Não se deve pensar na atenção primária, sem a atenção secundária, pois as duas são essenciais para a integralidade da atenção em saúde bucal7,26. É fundamental que a atenção primária à saúde seja ofertada em todos os municípios. Nestes, ela deve funcionar como porta de entrada do sistema de saúde, assumindo a função de organizar o cuidado integral. Além disso, sua presença fortalece o processo de descentralização para o nível municipal32. Fica evidente que a expansão da atenção primária em saúde bucal nos municípios mineiros, por meio da Estratégia de Saúde da Família, está bem consolidada. Mais de 80% dos municípios já possuem pelo menos uma equipe de saúde bucal. Diante da necessidade de que as ações de saúde bucal sejam organizadas em rede33, ter uma cobertura adequada da atenção primária favorece o sistema de referência e contrarreferência entre atenção primária e secundária. A política de organização da atenção secundária nos CEO parece ser adequada. Esses estabelecimentos estão situados em municípios polo. No entanto, a menor cobertura da atenção primária nestes polos é um aspecto que gera preocupação, uma vez que nestes municípios apresenta menor cobertura.

Os municípios que prestam atendimento especializado por meio dos CEO possuem, em números absolutos, maior número de ESB implantadas. Mas quando é feita a correção pela população do município, ou seja, calculada a cobertura potencial, em geral possuem menor cobertura da atenção primária em saúde bucal. Possuem também melhor Índice de Desenvolvimento Humano quando comparado aos municípios sem CEO. Para estes, na atenção primária, houve direcionamento específico dos recursos de acordo com as diferentes necessidades da população, reveladas pela utilização de indicadores sociais26. Os resultados desse trabalho indicam que, no caso da atenção secundária, o direcionamento dos recursos foi para municípios que apresentam melhores indicadores sociais.

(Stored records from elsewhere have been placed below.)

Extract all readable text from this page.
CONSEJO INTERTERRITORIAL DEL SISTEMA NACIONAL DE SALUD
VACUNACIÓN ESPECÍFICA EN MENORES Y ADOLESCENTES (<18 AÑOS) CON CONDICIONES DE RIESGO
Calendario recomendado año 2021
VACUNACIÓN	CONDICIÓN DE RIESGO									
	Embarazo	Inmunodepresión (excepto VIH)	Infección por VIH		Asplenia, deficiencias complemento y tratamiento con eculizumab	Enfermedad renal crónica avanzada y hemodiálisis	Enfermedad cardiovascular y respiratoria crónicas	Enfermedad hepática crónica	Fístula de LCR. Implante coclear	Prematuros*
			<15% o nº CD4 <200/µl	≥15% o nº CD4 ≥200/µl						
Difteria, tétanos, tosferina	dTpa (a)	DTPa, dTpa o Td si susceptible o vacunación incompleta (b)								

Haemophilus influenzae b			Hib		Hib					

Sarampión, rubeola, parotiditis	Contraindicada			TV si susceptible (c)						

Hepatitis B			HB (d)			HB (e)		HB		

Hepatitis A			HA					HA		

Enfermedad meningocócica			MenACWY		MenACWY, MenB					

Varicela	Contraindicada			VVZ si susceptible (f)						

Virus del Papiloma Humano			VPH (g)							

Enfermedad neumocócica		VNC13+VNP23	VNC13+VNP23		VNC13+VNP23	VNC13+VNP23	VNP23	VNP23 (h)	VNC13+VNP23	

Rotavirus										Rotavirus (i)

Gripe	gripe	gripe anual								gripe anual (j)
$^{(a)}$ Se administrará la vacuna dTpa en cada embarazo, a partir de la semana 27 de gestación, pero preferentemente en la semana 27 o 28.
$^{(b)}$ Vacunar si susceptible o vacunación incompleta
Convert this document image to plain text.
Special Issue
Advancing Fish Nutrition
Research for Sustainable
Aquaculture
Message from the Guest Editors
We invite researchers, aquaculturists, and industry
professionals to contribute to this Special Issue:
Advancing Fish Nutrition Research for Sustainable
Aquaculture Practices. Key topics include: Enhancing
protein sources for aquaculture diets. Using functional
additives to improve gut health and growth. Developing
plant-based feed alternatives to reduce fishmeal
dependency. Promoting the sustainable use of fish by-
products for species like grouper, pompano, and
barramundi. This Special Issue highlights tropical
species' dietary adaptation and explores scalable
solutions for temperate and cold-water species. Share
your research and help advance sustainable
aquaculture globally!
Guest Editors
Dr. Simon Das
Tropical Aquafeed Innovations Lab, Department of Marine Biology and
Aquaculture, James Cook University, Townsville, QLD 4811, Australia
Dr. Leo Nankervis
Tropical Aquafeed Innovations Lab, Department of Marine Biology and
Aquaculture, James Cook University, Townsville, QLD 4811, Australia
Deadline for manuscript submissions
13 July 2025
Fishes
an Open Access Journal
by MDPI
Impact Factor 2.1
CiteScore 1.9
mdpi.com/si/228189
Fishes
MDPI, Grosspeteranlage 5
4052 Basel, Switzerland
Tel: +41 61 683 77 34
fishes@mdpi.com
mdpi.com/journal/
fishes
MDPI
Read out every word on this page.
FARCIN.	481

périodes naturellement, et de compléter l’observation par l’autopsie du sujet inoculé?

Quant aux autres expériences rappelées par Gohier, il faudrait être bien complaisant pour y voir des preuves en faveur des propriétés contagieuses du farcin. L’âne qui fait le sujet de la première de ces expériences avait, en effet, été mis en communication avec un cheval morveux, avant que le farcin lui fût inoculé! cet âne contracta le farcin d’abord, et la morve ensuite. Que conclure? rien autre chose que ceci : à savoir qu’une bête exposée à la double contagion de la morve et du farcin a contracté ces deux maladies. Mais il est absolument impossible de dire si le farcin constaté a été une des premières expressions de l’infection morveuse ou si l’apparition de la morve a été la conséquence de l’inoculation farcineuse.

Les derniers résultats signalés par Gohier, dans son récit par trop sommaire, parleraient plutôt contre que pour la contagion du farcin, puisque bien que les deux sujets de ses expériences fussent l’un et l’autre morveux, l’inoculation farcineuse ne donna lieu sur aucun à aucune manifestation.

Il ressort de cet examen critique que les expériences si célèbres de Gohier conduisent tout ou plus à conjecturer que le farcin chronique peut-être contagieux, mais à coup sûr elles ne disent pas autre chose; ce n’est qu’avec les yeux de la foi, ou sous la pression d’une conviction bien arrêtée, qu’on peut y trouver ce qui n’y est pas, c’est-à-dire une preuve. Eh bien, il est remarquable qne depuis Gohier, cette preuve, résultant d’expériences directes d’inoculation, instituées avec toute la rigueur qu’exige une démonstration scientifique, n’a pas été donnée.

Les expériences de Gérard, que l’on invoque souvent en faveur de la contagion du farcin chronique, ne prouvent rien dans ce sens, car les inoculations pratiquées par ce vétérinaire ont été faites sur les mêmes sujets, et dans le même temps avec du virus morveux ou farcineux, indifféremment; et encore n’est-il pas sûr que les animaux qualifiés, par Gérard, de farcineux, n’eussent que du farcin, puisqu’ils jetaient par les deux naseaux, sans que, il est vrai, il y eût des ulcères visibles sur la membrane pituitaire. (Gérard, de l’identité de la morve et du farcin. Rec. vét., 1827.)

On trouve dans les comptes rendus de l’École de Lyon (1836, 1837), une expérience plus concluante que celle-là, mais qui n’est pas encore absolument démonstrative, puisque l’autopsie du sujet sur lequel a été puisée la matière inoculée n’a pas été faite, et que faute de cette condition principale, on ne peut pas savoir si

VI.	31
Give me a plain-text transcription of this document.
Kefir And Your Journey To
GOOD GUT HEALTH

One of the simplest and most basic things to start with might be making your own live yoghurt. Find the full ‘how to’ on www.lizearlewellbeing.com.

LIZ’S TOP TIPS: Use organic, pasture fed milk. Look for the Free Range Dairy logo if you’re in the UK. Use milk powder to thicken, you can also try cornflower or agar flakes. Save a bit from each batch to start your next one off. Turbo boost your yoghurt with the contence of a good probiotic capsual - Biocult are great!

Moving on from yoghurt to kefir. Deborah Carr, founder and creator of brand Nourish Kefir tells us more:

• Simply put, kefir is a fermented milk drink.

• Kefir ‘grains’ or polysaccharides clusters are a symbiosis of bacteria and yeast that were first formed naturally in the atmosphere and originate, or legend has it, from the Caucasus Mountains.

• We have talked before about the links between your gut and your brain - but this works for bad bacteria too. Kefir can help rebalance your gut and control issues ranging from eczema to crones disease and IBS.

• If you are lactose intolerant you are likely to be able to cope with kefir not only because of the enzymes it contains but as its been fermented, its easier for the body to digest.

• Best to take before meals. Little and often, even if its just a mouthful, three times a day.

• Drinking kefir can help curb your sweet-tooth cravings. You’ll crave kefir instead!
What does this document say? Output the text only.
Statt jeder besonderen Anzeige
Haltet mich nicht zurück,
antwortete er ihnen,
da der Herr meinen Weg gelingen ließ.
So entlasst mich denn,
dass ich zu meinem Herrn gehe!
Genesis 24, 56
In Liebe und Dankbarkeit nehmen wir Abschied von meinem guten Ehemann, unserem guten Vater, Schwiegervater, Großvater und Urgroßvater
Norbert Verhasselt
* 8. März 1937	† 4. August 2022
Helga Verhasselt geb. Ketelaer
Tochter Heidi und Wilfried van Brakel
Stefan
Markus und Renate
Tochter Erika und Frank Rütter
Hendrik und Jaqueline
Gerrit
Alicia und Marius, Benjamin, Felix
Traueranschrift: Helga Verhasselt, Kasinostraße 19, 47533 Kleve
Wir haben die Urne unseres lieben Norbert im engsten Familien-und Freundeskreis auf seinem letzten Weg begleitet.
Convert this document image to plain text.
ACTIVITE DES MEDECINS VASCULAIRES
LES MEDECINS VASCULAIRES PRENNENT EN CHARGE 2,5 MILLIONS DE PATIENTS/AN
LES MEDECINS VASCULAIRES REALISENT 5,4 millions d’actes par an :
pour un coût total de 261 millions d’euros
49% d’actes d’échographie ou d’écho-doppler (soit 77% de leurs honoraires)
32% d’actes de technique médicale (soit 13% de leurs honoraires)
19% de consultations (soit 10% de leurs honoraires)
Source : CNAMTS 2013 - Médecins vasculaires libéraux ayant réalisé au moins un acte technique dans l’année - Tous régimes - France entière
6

Se, por um lado, a utilização de dados secundários dos sistemas de informação em saúde pode ser considerada uma limitação deste estudo25,34, em termos de gestão, a facilidade de acesso às informações desses sistemas ajuda na apropriação de informações por parte do gestor, possibilitando a avaliação das políticas de saúde adotadas21,25,31,35. Segundo Tanaka e Tamaki36, a incorporação da avaliação por aqueles que têm o poder de decisão e de implementar ações, é condição essencial para institucionalizar a avaliação na gestão dos serviços em saúde. A gestão é uma prática administrativa complexa. Nesse processo, o gestor utiliza de conhecimentos, técnicas e procedimentos que lhe permitam conduzir o funcionamento dos serviços de saúde na direção dos objetivos definidos. Esforços por parte do Ministério da Saúde brasileiro para estímular a apropriação do conhecimento científico na gestão da saúde já acontecem. Como exemplo podemos citar o projeto Pesquisa Saúde, que tem como objetivo aproximar dos gestores o conhecimento científico produzido37. A utilização dos dados dos serviços de saúde é relevante para avaliação da atenção secundária em saúde bucal no Sistema Único de Saúde, bem como de outros sistemas de saúde.

Conclusão

A quantidade de procedimentos especializados realizados no estado de Minas Gerais foi significativa. A maioria dos procedimentos de atenção especializada é realizada em estabelecimentos de atenção básica. Estabelecimentos CEO são mais eficientes do que os não CEO, considerando-se a média de procedimentos realizados. Os municípios que apresentam CEO possuem maior população e melhor IDH, mais ESB I e II, mas menor cobertura potencial quando comparados aos que não possuem CEO. As metas de produção mínima são cumpridas por uma minoria de CEO.